A brief common description of peasants anywhere:
Almost anywhere that peasants are encountered, they are likely to give the same impression of being conservative, individualistic, prone to suspicion, jealous, violent, superstitious and unthrifty.
That sounds a lot like anyone from the South or really any red-state. The unthrifty part is particularly applicable to all Americans with their entirely negative savings rate till the recent depression-recession.
The excerpt wasn't there to talk about how idiotic peasants/americans are but more to describe that peasants have these characteristics because they live in a finite world which is very un-American.
Their behavior is not irrational at all, given the realities of their existence. In fact, the attitude of peasants is probably the only one possible for them. A modern observer of peasant life has defined their adaptation in terms of "the image of limited good." In other words, peasants view their total environment as one in which all the good things of life-land, wealth, power, friendship, sex, health, and honor-exist in only limited quantities. As they see it, the limitation exists for two reasons: 'There are more of themselves than there are of good things, and they consider themselves powerless
to increase the quantities available. Peasants have unconsciously extended a truth about the limited nature of their arable land to include all aspects of life. Like the land itself, good things can be divided and their ownership changed-but they cannot be increased.
Because not enough good exists to go around, a peasant family can improve its position only at the expense of other families in the community. A family that actively works to improve its lot thus represents a threat; whatever extra good it obtains must inevitably be taken from someone else. Peasants consequently regard modern farming techniques as ways to deprive others of their rightful share of wealth rather than as ways to increase productivity and thus to create new wealth. Even enlightened peasants realize that they cannot modernize, although they understand the advantages in doing so, simply because the other villagers would see it as taking unfair advantage if they were to augment their share of the limited good. 'The peasant belief that everything desirable is limited lies behind the social behavior that to outsiders often appears ludicrous, pathetic, or maddening.
This is why it's so awkward when you stroll into a lil ol' native village in some country we bankrupted via the IMF and World Bank and wonder if they hate us. Nooooooo, that's just your imagination.
Now it's great that peasants typically totally local and self-sufficient. This is typically how things existed until China made things cheap as shit. But this self-sufficency also has a big negative, lack of cooperation which is what defeated nearly all hunter-gather societies (ie. Native Americans and the story of Tecumsah) and is eerily familiar to the "DIY" attitudes of the Tea-baggers.
No wonder, then, that peasant behavior is characterized by extreme individualism and the absence of cooperation.

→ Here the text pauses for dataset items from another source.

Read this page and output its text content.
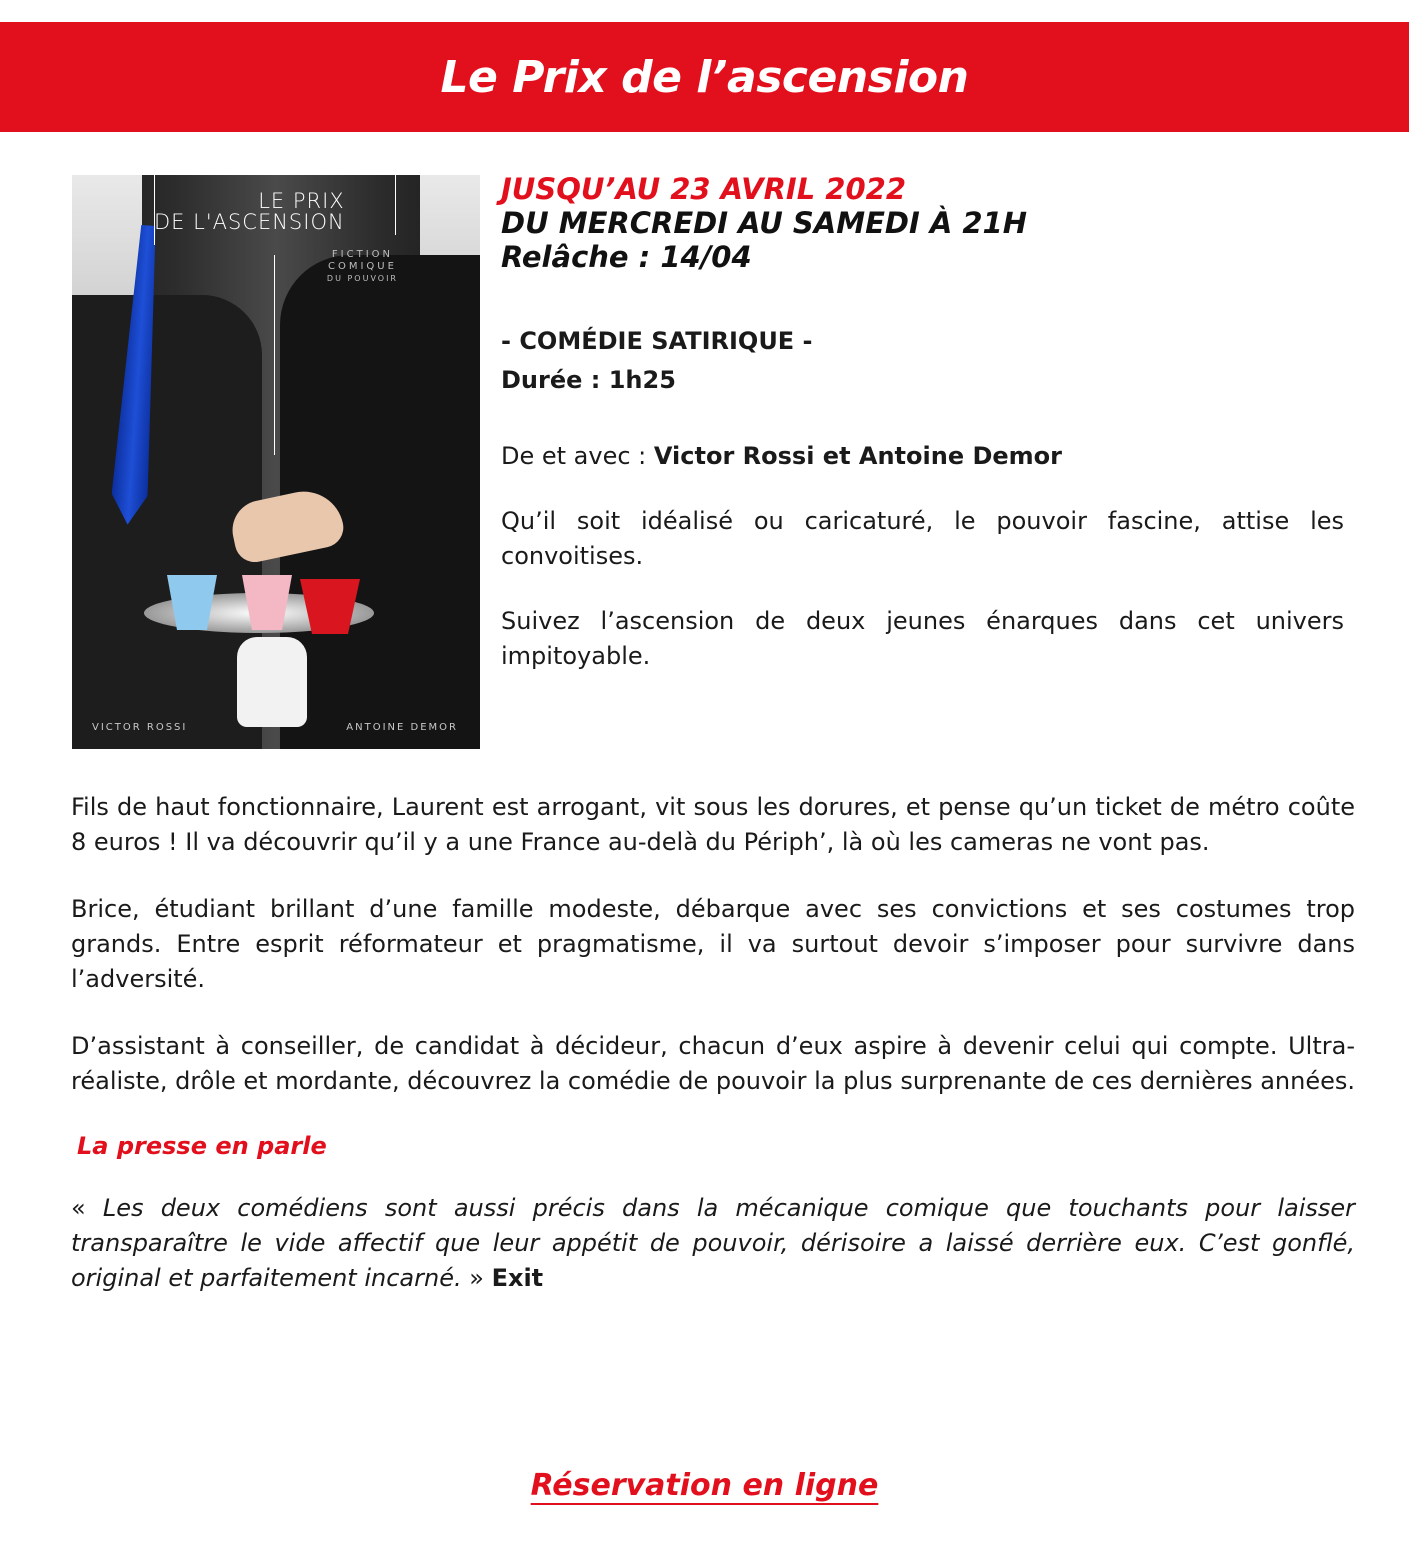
Le Prix de l’ascension
LE PRIX
DE L'ASCENSION
FICTION
COMIQUE
DU POUVOIR
VICTOR ROSSI	ANTOINE DEMOR

JUSQU’AU 23 AVRIL 2022

DU MERCREDI AU SAMEDI À 21H

Relâche : 14/04

- COMÉDIE SATIRIQUE -

Durée : 1h25

De et avec : Victor Rossi et Antoine Demor

Qu’il soit idéalisé ou caricaturé, le pouvoir fascine, attise les convoitises.

Suivez l’ascension de deux jeunes énarques dans cet univers impitoyable.

Fils de haut fonctionnaire, Laurent est arrogant, vit sous les dorures, et pense qu’un ticket de métro coûte 8 euros ! Il va découvrir qu’il y a une France au-delà du Périph’, là où les cameras ne vont pas.

Brice, étudiant brillant d’une famille modeste, débarque avec ses convictions et ses costumes trop grands. Entre esprit réformateur et pragmatisme, il va surtout devoir s’imposer pour survivre dans l’adversité.

D’assistant à conseiller, de candidat à décideur, chacun d’eux aspire à devenir celui qui compte. Ultra-réaliste, drôle et mordante, découvrez la comédie de pouvoir la plus surprenante de ces dernières années.

La presse en parle

« Les deux comédiens sont aussi précis dans la mécanique comique que touchants pour laisser transparaître le vide affectif que leur appétit de pouvoir, dérisoire a laissé derrière eux. C’est gonflé, original et parfaitement incarné. » Exit

Réservation en ligne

To cooperate, peasants would have to delegate authority - but no one wishes to assume leadership lest gossiping neighbors complain that their own share of authority is being taken away from them. In thus shirking community responsibilities that might thrust them into prominence, peasants deprive their own community of the leadership essential for breaking the cycle of poverty. They pay no immediate penalty for their lack of cooperation, as do hunter-gatherers (whose very survival may depend upon it) or people living in modern societies (whose complex political, social, and economic systems could not function without it).
And just a little shout out to Idiocracy, a very hilarious and frighteningly relative film:
And while seemingly making no attempt to lift themselves out of inherited poverty, they even worsen the situation by rejecting birth-control measures.